Chiapas and a Struggle for Recognition

Chiapas is a place where one gets the opportunity to further analyze words such as justice, liberty, equality, and dignity. Outsiders like me are also given the chance to explore the different meanings development and underdevelopment. These terms have no meaning if one does not place man at the center of our complex society. In the case of Chiapas, Indigenous Peoples are at the center of a world that has marginalized, oppressed, and exploited their place and relationship with the Earth. How to progress? How to create an environment that respects people of all nations?

Development is a kaleidoscope with many shapes, colors, and dimensions. At the social level, groups that are able to create peaceful relationships internally and externally are said to be progressing. Also, developed are those that have the capability to safeguard their independent position and live harmoniously. Populations are considered to be economically progressive when its members are able to effectively interact with the environment. Development ideas like these have prevailed since the Spanish first set foot in Mexico. For colonizers advancement included an increase in production. If the production of a particular society was not up to par with the dominant standard, there would be a change in the quality or character of its people. In Chiapas Indigenous Peoples were and still are targeted. Religious beliefs and political ideologies included. The presence of capitalism in a place like Chiapas has created tensions amongst its people, increased poverty, and deteriorated its environment.

Production and wealth are measurement tools of underdevelopment. The poor countries of the global South are considered to be “backwards” because of their unfortunate economic positions. However, one may ask who is really underdeveloped? Those that work hard to make a living on a day to day basis and fight for their dignity, or those that exploit, oppress, and massacre? The material wealth of a nation in having things such as social services, schools, hospitals, etc. have nothing to do with the level of “development” of a given community. Take into consideration the political structure of some indigenous groups in Chiapas, for example, Las Abejas. The members of this group have been able to organize themselves in a way that perhaps people in more economically stable countries would not be able to do so, and they have less resources. Furthermore, the Indigenous Peoples of Chiapas are living in a paradox of underdevelopment where, for instance, their own material production is landing in the hands of foreigners and they are not attaining the profits they deserve.
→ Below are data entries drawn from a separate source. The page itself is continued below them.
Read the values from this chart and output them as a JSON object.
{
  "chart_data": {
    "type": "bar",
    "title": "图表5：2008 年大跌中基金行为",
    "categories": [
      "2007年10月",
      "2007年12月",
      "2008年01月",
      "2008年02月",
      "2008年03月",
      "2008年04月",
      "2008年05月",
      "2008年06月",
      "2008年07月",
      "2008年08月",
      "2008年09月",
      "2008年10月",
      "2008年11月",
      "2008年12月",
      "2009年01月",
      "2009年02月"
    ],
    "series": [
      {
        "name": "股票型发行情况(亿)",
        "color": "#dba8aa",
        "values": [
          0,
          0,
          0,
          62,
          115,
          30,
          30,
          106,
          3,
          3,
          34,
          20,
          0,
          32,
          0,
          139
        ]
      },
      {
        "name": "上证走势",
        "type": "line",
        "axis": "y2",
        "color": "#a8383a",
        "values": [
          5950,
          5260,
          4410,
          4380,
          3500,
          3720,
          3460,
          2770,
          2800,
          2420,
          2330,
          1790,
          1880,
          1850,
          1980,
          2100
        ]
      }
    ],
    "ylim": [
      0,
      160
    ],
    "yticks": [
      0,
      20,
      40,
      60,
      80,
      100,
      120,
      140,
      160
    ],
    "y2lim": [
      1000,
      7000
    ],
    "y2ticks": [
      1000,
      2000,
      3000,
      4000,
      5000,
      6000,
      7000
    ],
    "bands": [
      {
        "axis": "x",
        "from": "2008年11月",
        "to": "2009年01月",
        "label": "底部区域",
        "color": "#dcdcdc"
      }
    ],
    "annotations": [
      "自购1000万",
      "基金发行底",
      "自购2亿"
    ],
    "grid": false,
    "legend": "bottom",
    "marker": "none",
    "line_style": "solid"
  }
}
Developed or underdeveloped, Zapatismo in Chiapas emerged. Indigenous Peoples are ready to be heard. Article 39 of the Mexican constitution says that any public power derives from the people and is instituted for their benefit, and that at any time the people have the inalienable right to alter or to modify their form of government. The Mexican government failed its people and even signed the NAFTA, which only benefits about ten percent of the Mexican population and forgets about the “others.” Therefore, the EZLN with the use their words and not necessarily weapons want to put a halt to the genocide that has killed Tzotzil, Tzeltal, Tojolabal, and Chontal people in places like Acteal. Members of the EZLN want to work their land, feed their people, and put an end to curable diseases in their villages. The EZLN teaches us that one of the most important steps towards a more sustainable future is the recognition of those that are not necessarily like us. From the EZLN we also learn that we must have the ability to decolonize our minds, move away from our set political and social conditions, and have the ability to understand the system that oppresses us and eventually work for its removal from power. It will be perhaps then that we will be able to achieve justice, liberty, equality, and dignity.

REFERENCES

(subcomandante.), Marcos, Simon J. Ortiz, Elena Poniatowska, and David Romo.

Questions & swords. Cinco Puntos Press, 2001.

Farmer, Paul. Pathologies of power. University of California Press, 2004.

Rodney, Walter. How Europe underdeveloped Africa. Howard University Press, 1982.

Smith, Linda Tuhiwai. Decolonizing methodologies. Zed Books, 1999.